In het zesde leerjaar leren kinderen over de lichamelijke veranderingen, het begrijpen van seksualiteit, het opbouwen van relaties en het veilig omgaan met seksualiteit. Ze leren ook over de risico’s van seksuele activiteiten en hoe ze zich kunnen beschermen tegen seksueel overgedragen ziektes (SOA’s) en onbedoende zwangerschappen.
In het zesde leerjaar worden verschillende onderwerpen behandeld, waaronder:
Kinderen in het zesde leerjaar gaan zich bewust worden van de lichamelijke veranderingen die plaatsvinden tijdens de puberteit. Ze leren over de veranderingen in hun lichaam, zoals de ontwikkeling van seksualiteit, het verschijnen van baardhaardharen bij jongens en het ontwikkelen van borst bij meisjes. Ze leren ook over de menstruatie en hoe dit verband houdt met de voortplanting.

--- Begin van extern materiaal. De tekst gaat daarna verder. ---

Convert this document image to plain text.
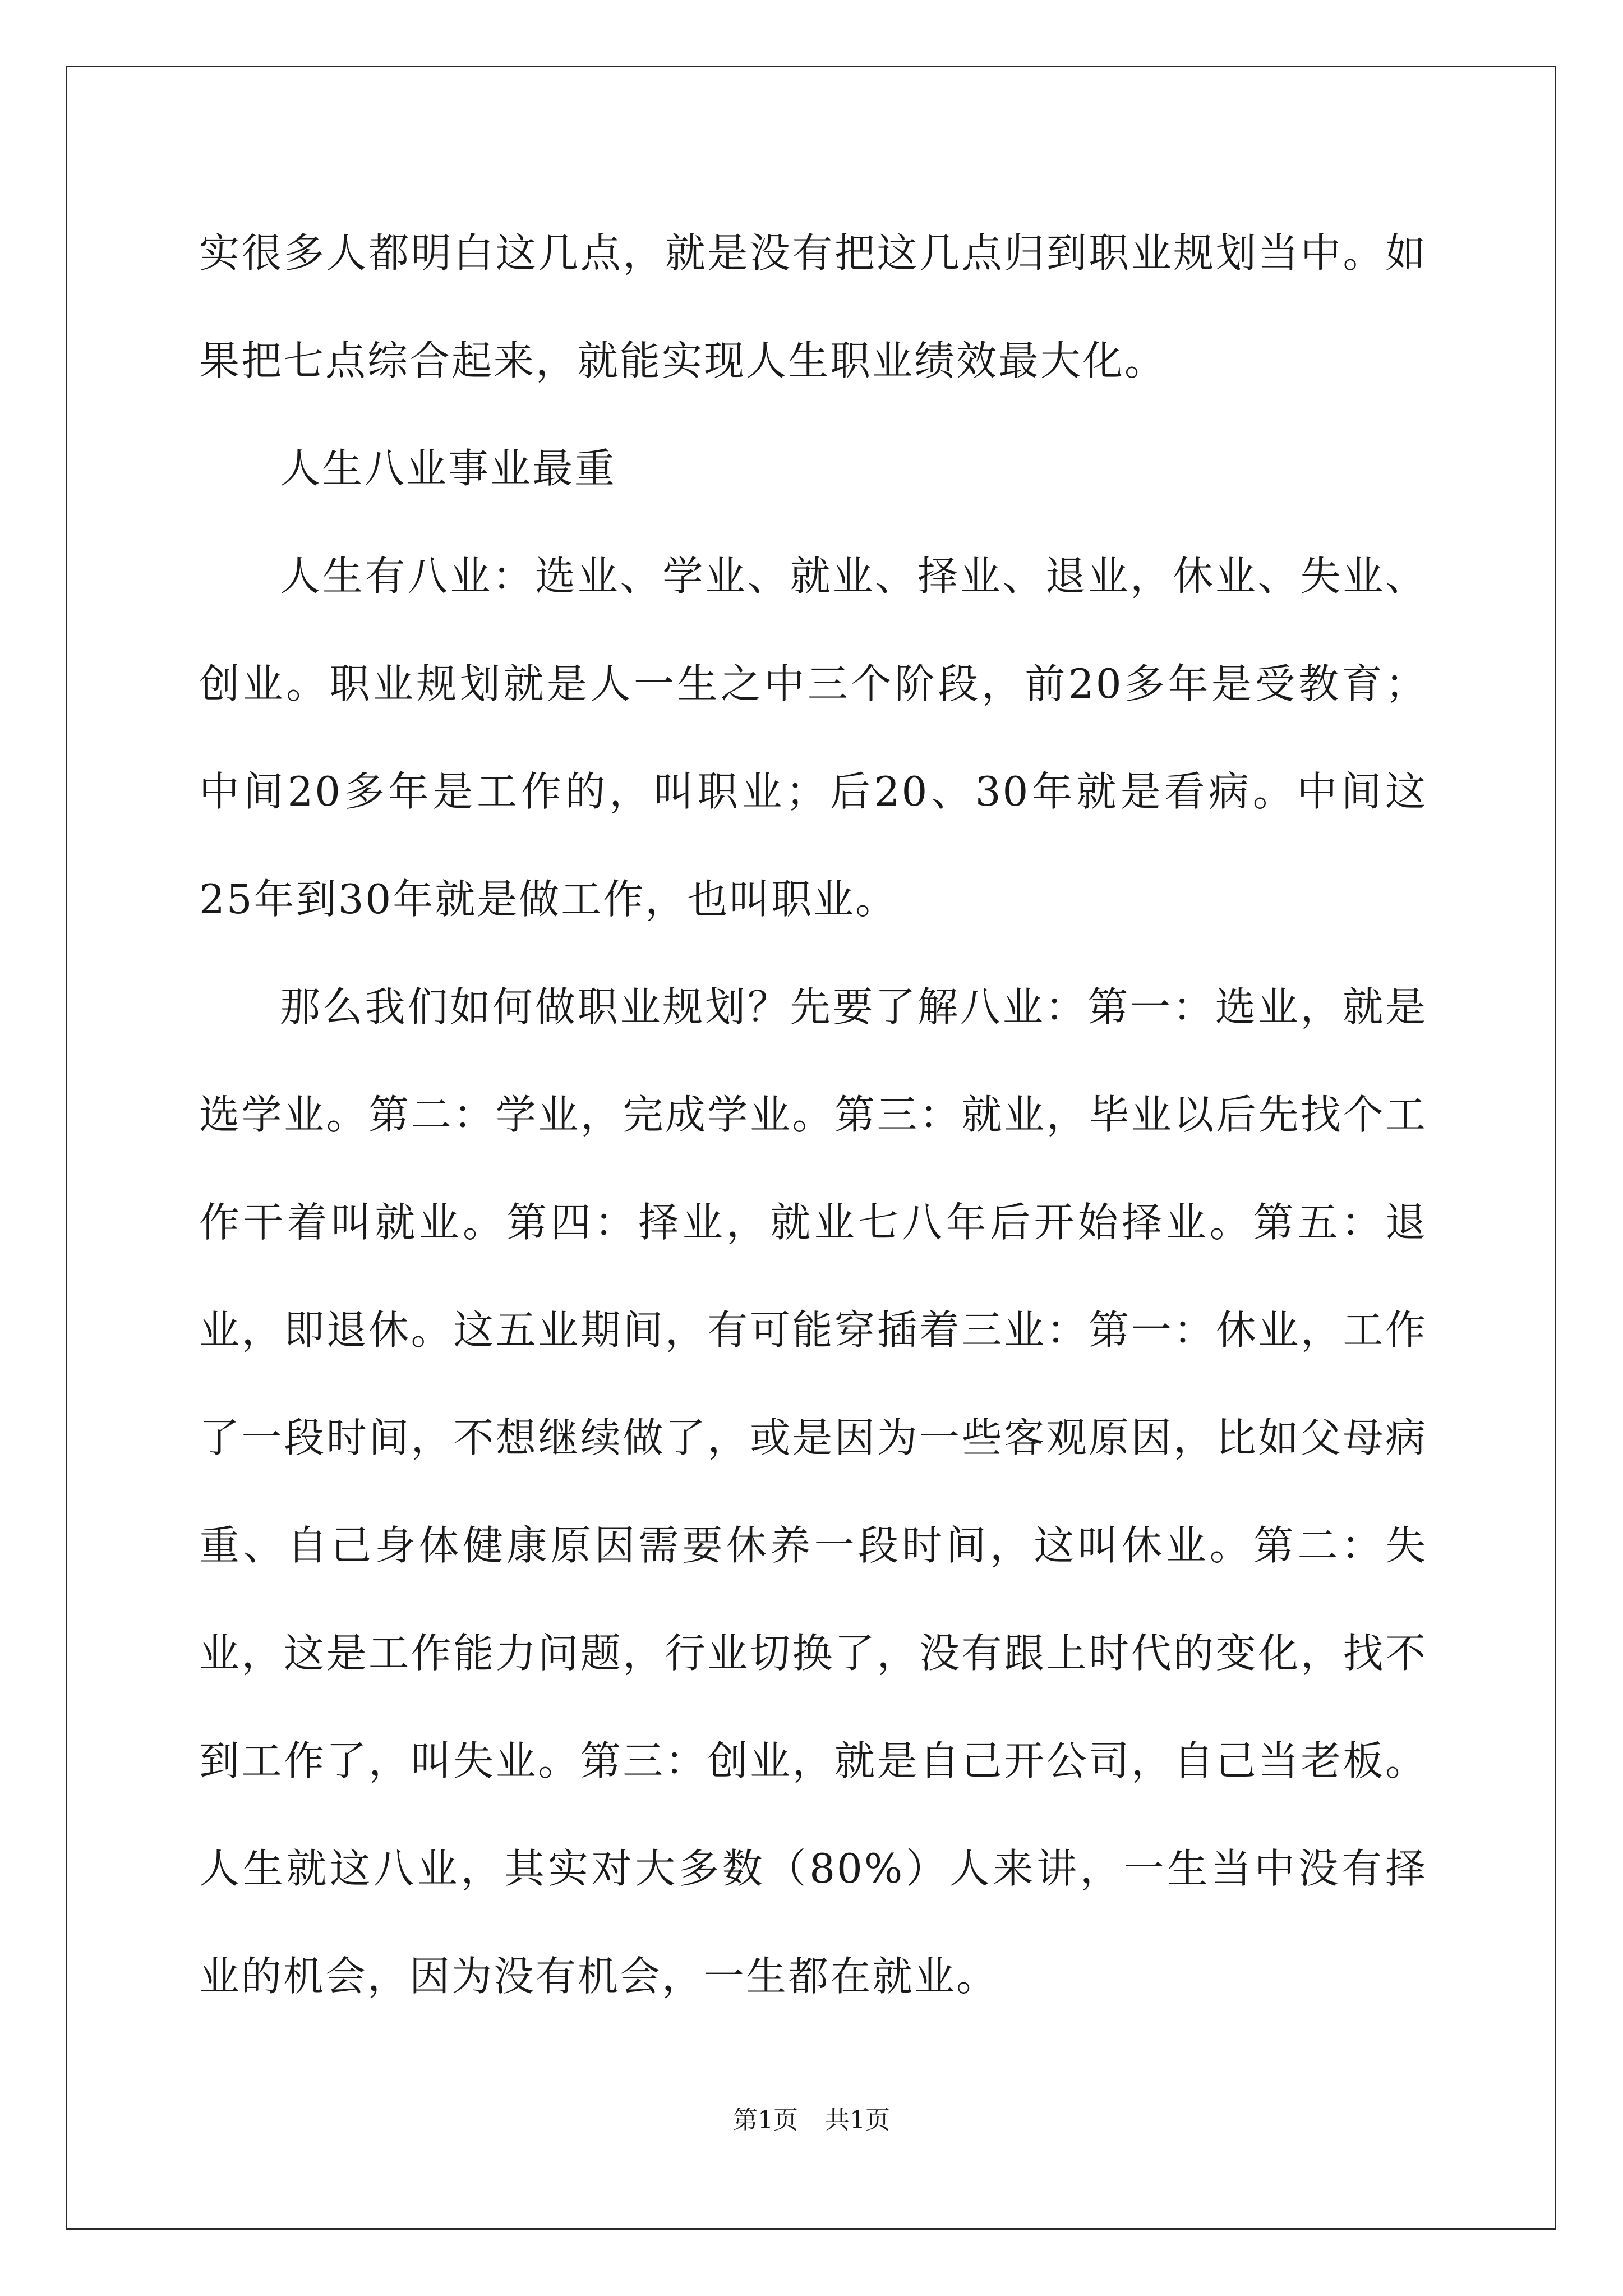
实很多人都明白这几点，就是没有把这几点归到职业规划当中。如果把七点综合起来，就能实现人生职业绩效最大化。

人生八业事业最重

人生有八业：选业、学业、就业、择业、退业，休业、失业、创业。职业规划就是人一生之中三个阶段，前20多年是受教育；中间20多年是工作的，叫职业；后20、30年就是看病。中间这25年到30年就是做工作，也叫职业。

那么我们如何做职业规划？先要了解八业：第一：选业，就是选学业。第二：学业，完成学业。第三：就业，毕业以后先找个工作干着叫就业。第四：择业，就业七八年后开始择业。第五：退业，即退休。这五业期间，有可能穿插着三业：第一：休业，工作了一段时间，不想继续做了，或是因为一些客观原因，比如父母病重、自己身体健康原因需要休养一段时间，这叫休业。第二：失业，这是工作能力问题，行业切换了，没有跟上时代的变化，找不到工作了，叫失业。第三：创业，就是自己开公司，自己当老板。人生就这八业，其实对大多数（80%）人来讲，一生当中没有择业的机会，因为没有机会，一生都在就业。

第1页 共1页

Kinderen leren over seksualiteit en relaties. Ze leren wat seksualiteit is, hoe ze hun eigen seksualiteit kunnen begrijpen en hoe ze met anderen kunnen omgaan. Ze leren ook over de verschillende soorten seksualiteit, waaronder heteroseksualiteit, homoseksualiteit en bisexueelheid. Ze leren ook over romantische relaties, hoe ze verantwoord om kunnen gaan met liefde en hoe ze hun eigen grenzen kunnen stellen.
Kinderen leren over seksuele veiligheid, waaronder het gebruik van condooms en het begrijpen van de risico’s van seks. Ze leren ook over de verschillende manieren van seksuele bescherming en hoe ze zich kunnen beschermen tegen onbedoende zwangerschappen en SOA’s.
Kinderen leren over hun seksuele rechten en verantwoordelijkheden. Ze leren dat iedereen het recht heeft op seksuele vrijheid en dat het belangrijk is om respect te hebben voor de keuzes van anderen. Ze leren ook over de verantwoordelijkheden die horen bij seksualiteit, waaronder het geven van toestemming en het respecteren van de grenzen van anderen.
In het zesde leerjaar wordt seksuele opvoeding vaak gegeven in het kader van biologieles of als onderdeel van de relationele en seksuele vorming. In sommige gevallen worden er ook praktische lessen gegeven, waarbij kinderen leren hoe ze een condoom kunnen aanbrengen op een plastic model. Daarnaast worden er ook filmpjes getoond die kinderen helpen om over seksualiteit te praten en te begrijpen.
In sommige gevallen worden er ook spelletjes gespeeld, waarbij kinderen leren over seksualiteit en relaties. Bijvoorbeeld het bekertjes-spel, waarbij kinderen leren over de verspreiding van SOA’s en het belang van veilig seksueel gedrag. Ook wordt er vaak gesproken over de risico’s van seks en hoe je je kunt beschermen.
Ouders en leerkrachten spelen een belangrijke rol in de seksuele opvoeding. Ze moeten de kinderen ondersteunen en helpen bij het stellen van vragen over seksualiteit. Ze moeten ook zorgen dat de kinderen weten dat ze naar hen kunnen vragen als ze vragen hebben over seksualiteit.
Leerkrachten moeten de kinderen helpen bij het begrijpen van seksualiteit en relaties. Ze moeten ook zorgen dat de kinderen weten dat seksualiteit een natuurlijk onderdeel is van het leven en dat het belangrijk is om er verantwoord mee om te gaan.